AMC, the network that produces the mega-hit zombie apocalypse show “The Walking Dead”, created an installation piece in Toronto’s Union Station to count down the days until the return of the show’s third season after its mid-year hiatus. The piece is pretty simple: two gross looking zombie (called “walkers” in the show) hands mounted to a billboard. The catch? Each day we get closer to the season’s return, a finger gets cut off and is left on the floor. Gross, but cool. On Wednesday, Feb. 6, they also had chained up “walkers” participating in the piece.
Netflix, the incredibly popular movie streaming service, has recently started to produce its own programming.
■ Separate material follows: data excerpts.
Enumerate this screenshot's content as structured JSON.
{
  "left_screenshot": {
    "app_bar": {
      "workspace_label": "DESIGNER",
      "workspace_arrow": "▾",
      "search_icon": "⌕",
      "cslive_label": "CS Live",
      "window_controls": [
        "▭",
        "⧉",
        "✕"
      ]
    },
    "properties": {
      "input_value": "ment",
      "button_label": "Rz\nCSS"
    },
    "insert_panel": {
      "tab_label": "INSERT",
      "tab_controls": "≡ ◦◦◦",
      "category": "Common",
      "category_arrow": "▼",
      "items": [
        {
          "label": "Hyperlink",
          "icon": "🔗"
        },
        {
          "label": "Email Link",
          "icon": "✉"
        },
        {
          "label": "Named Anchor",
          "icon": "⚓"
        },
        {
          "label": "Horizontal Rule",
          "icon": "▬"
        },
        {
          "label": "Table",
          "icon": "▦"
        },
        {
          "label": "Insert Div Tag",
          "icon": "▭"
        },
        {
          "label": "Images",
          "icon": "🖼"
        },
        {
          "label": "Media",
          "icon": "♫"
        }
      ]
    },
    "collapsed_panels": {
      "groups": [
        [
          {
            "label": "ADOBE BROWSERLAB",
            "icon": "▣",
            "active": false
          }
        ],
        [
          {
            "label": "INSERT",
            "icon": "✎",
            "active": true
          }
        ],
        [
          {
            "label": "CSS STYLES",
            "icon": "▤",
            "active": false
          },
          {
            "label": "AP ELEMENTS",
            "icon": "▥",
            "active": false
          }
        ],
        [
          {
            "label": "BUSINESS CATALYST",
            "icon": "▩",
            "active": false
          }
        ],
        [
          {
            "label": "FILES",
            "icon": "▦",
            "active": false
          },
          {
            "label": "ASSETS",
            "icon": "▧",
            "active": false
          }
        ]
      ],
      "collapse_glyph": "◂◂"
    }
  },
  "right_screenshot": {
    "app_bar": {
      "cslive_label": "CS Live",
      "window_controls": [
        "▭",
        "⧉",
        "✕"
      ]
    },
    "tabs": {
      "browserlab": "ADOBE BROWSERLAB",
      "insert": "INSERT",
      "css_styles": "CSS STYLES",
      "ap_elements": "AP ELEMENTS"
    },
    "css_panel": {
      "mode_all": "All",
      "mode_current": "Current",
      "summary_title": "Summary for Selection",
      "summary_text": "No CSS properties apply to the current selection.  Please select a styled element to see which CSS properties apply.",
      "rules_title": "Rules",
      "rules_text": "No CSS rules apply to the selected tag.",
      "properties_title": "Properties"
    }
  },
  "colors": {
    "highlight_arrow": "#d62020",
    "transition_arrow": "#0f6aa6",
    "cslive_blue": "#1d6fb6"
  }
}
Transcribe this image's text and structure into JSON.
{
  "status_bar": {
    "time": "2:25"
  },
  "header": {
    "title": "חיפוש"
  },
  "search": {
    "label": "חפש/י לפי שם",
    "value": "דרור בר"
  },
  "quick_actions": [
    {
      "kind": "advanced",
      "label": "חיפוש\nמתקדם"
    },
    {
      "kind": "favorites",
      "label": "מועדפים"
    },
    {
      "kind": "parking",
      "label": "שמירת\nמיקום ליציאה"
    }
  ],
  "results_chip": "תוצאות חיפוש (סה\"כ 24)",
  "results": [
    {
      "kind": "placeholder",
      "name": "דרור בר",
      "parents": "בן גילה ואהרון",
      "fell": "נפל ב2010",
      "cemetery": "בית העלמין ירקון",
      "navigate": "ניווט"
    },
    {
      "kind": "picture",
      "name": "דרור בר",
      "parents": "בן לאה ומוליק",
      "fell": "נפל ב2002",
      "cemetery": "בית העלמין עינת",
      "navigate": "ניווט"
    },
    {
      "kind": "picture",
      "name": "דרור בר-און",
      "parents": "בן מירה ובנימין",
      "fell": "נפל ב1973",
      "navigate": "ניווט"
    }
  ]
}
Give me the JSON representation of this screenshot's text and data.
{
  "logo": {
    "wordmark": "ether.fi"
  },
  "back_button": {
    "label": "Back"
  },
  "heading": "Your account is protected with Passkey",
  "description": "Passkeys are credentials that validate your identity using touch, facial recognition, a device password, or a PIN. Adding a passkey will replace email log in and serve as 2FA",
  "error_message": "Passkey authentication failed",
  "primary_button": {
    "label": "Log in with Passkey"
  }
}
Its original series, “House of Cards” — which is directed by David Fincher and stars Kevin Spacey and Kate Mara — was released in its entirety on the steaming site Friday, Feb. 1. Netflix is also producing a new season of the critically acclaimed comedy “Arrested Development”, which was dropped by its original network, Fox, in 2006.
To advertise for the return of “Arrested Development”, Netflix has largely played on the show’s cult following. It has included in its interface the large number of fake television shows and movies referenced in the show. If you search for the title of one of these “shows”, it appears like a real show on the site. For example, in “Arrested Development”, the imprisoned patriarch of the Bluth family makes a TV program about his life in prison. If you search for the title of the program, “Caged Wisdom”, you will be directed to the episode of “Arrested Development” in which the “show” is mentioned.
In addition to the above, Netflix has also capitalized on the popularity of the scene where Tobias (one of the show’s main characters) becomes an understudy for the Blue Man Group. In the scene he has painted his body blue and managed to get blue paint all over the house. When asked about the mess, Tobais replies with “I just blue myself.” The phrase has become so popular it has its own Ben & Jerry’s ice cream flavor. Now when you search Netflix for any film or show with “blue” in the title, blue paint streaks appear on the side of the screen. When you click on the streaks, you are redirected to the exact scene in the season two premiere of “Arrested Development”, entitled “The One Where Michael Leaves”, where Michael, the show’s protagonist, is walking around the house and starts noticing the blue paint smudges everywhere.
In a world of marketing gone wild, companies are taking advertisements in new directions to get noticed. Some, like AMC, are going bigger with their scale, while others, like Netflix, target their audience and draw attention in subtle ways. I’m highly impressed with both methods.